Снег перестал, на улице Карла-Людвига толкался, шумел народ, но Теофиль этого почти не замечал. Он углубился в мрачную пустоту, которую с неких пор обнаружил в себе, и упивался там горечью и печалью. Чего ему не хватало, он не мог сказать и мучился этим бесконечным томлением, не умея еще выразить его словами. Он находился на том этапе жизни, когда человек жаждет быть хоть в чем-нибудь причиной, а не только следствием, когда возникает страх, что можешь так и остаться до конца дней лишь изумленным и беспомощным зрителем.
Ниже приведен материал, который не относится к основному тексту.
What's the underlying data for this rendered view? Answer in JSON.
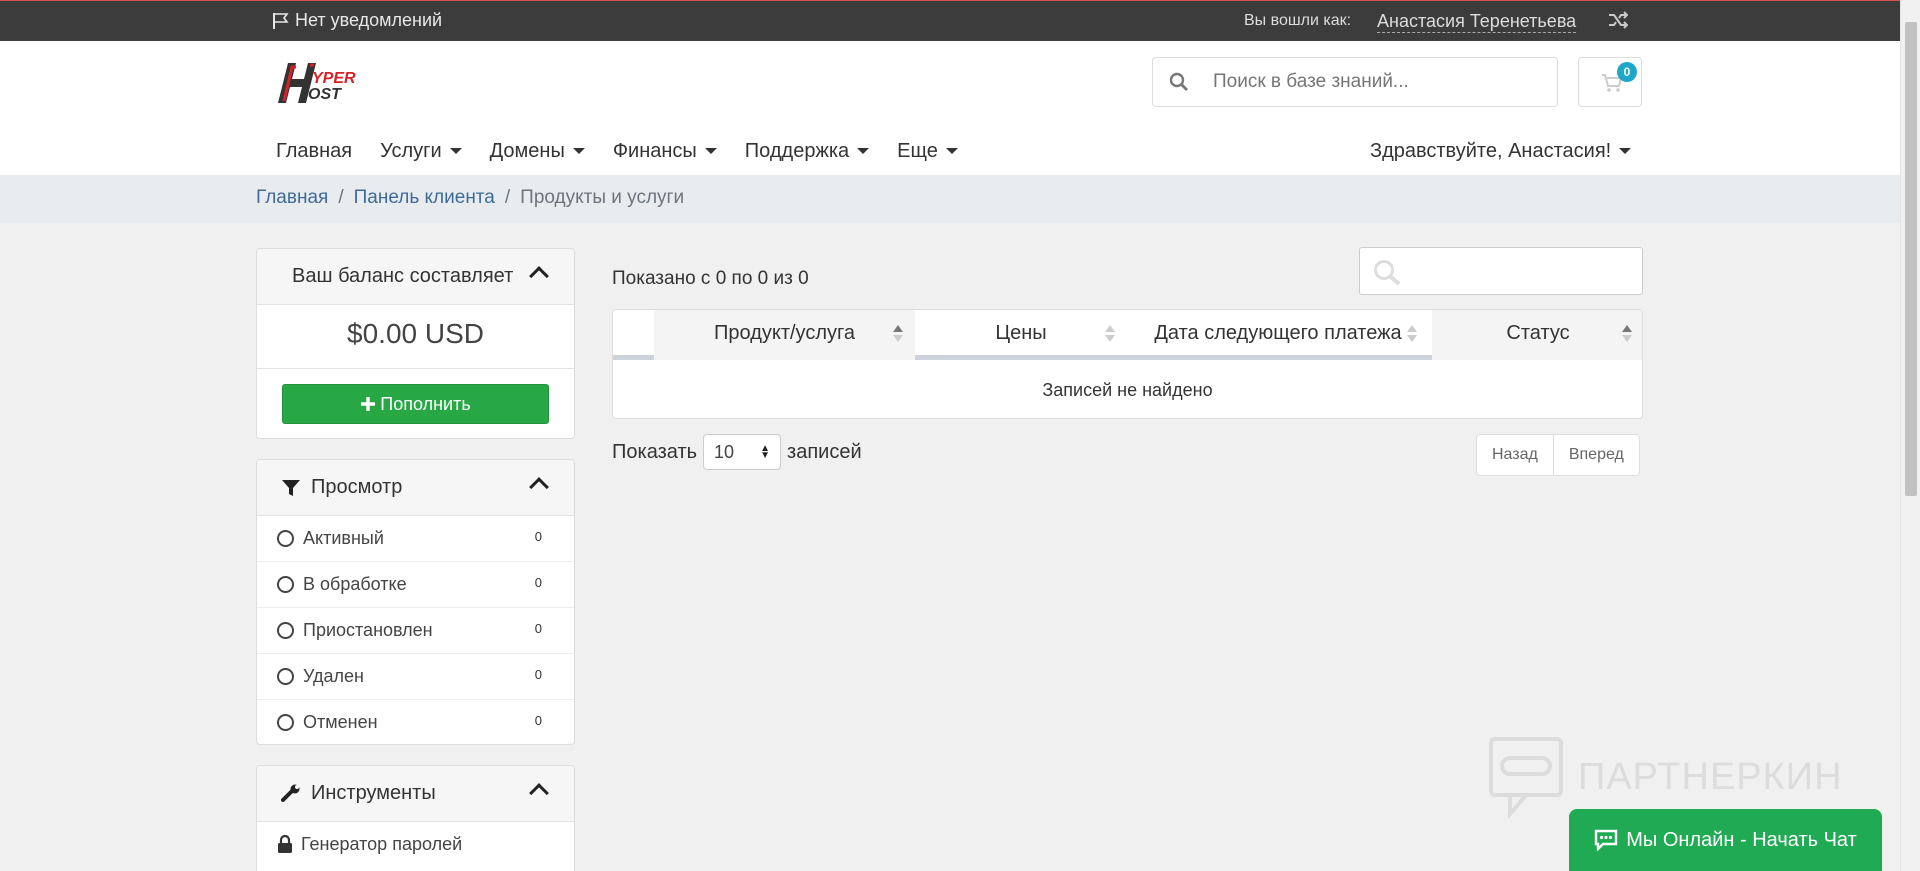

Короткая, узкая, крутая улица Сенкевича была под стать его угнетенному настроению. Неприбранная, кругом кучи снега, лежащего с начала зимы, с одной стороны тянется забор, сплошь залепленный афишами, воняет мочой, навозом и потом лошадей, дремлющих в упряжке пролеток, пока их владельцы сидят в трактире, источающем через распахнутые двери кисло-соленые запахи. Теофиль всегда сворачивал на эту улицу ради витрин магазина Пропста. Там висели длинные ряды открыток с видами, цветные репродукции, фотографии скульптур, и Теофиль каждую неделю выбирал себе новый идеал: какую-нибудь мечтательную или кокетливую головку, выглядывающие из цветов светлые кудри, белое плечико, которое он мог бы осыпать поцелуями. Но нынче он об этом вспомнил, уже пройдя половину улицы, а возвращаться не хотелось, да и перейти через грязищу мостовой было немыслимо. Еще минута, и он стоял у ворот пассажа Миколаша.